Titolo e sottotiolo del film ondeggiano tra orrore e mistero, ma Cover boy è il film di un ragazzo che ha il coraggio di mettere nuovamente in copertina i “panni sporchi” della società, della precarietà del vivere e del lavorare. Tanto semplice è la logica delle rivoluzioni. Carmine Amoroso è il regista-cover boy che racconta le difficoltà materiali del quotidiano, narrate “alla larga” da ogni esistenzialismo e da ogni individualismo. La storia di Ioan e Michele parla di confini, di barriere, di tolleranze. Cita velatamente Roma città aperta, Umberto D., Stazione Termini, ma all’atmosfera vagamente neorealista aggiunge dei lampi di attualità, di contemporaneità: mormora qualcosa sul tema dell’omosessualità, sussurra qualcos’altro sull’elemosina che le minoranze chiedono allo Spirito Santo.
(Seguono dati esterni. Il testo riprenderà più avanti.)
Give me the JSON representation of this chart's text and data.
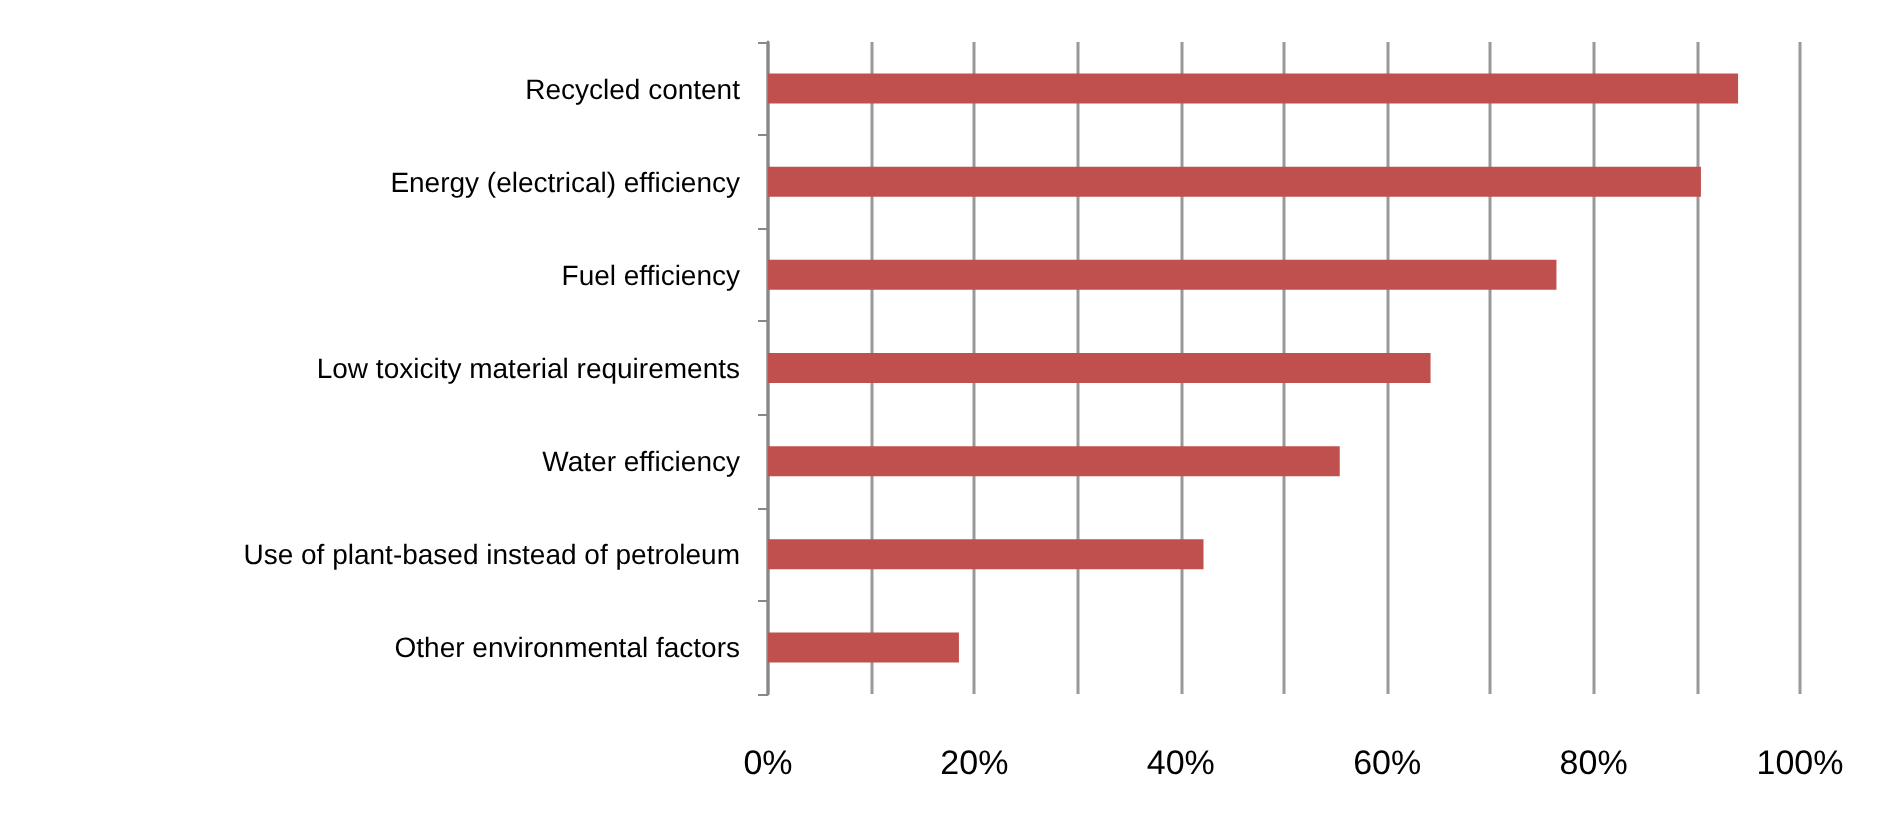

Amoroso ha vissuto due anni in Romania e bene fa a mettere in scena l’intima complicità di mondi che si vorrebbe far credere in guerra per il pane. Tornato in Italia, osa portare per le strade la macchina da presa senza set, senza tir Tranquilli & Carocci, senza luci aggiuntive; e vi riesce con ottimi risultati grazie alla tecnologia dell’HDV. Osa guardare in posti dove è impossibile portare lo sguardo di tutti i giorni come i sotterranei della stazione Termini, monumenti sommersi al lavoro nero. Osa inquadrare ancora quel tratto di Casilina con la chiesa di Sant’Elena sconsacrata qualche milione di precari orsono da Rossellini. La strada è la stessa, ma l’inquadratura è in controcampo: questo è il neorealismo di tutti e di nessuno, consumato in solitudine davanti alle televisioni.
La sceneggiatura talvolta divaga oltre misura, ma la struttura rende bene almeno due concetti: la “R” di Roma diventa rotaia e la “M” di Milano diventa moda. In questo, Amoroso si mostra fin troppo categorico: le immagini del digitale scartano nettamente dalla povertà dei giacigli all’addiaccio di Roma alla ricchezza barocca delle sfilate milanesi. Descrizioni di luoghi comuni che non rendono sufficiente giustizia alle realtà delle due metropoli almeno da quando il vezzo della moda ha contagiato anche Roma. Un film sincero che esce in sala ad oltre due anni dalla fine delle riprese, ma che, proprio per questo risultato, lascia sperare in una ventata di sincerità nelle immagini del cinema italiano. Un film che non cerca né il compiacimento del pubblico, né quello del regista; che non offre il fianco né ai “reportage” sulla star di turno, né alle ricognizioni autoriali dei cinephile. Un film, crediamo, che molti sarebbero interessati a vedere, ma che, ne siamo certi, pochi riusciranno a farlo.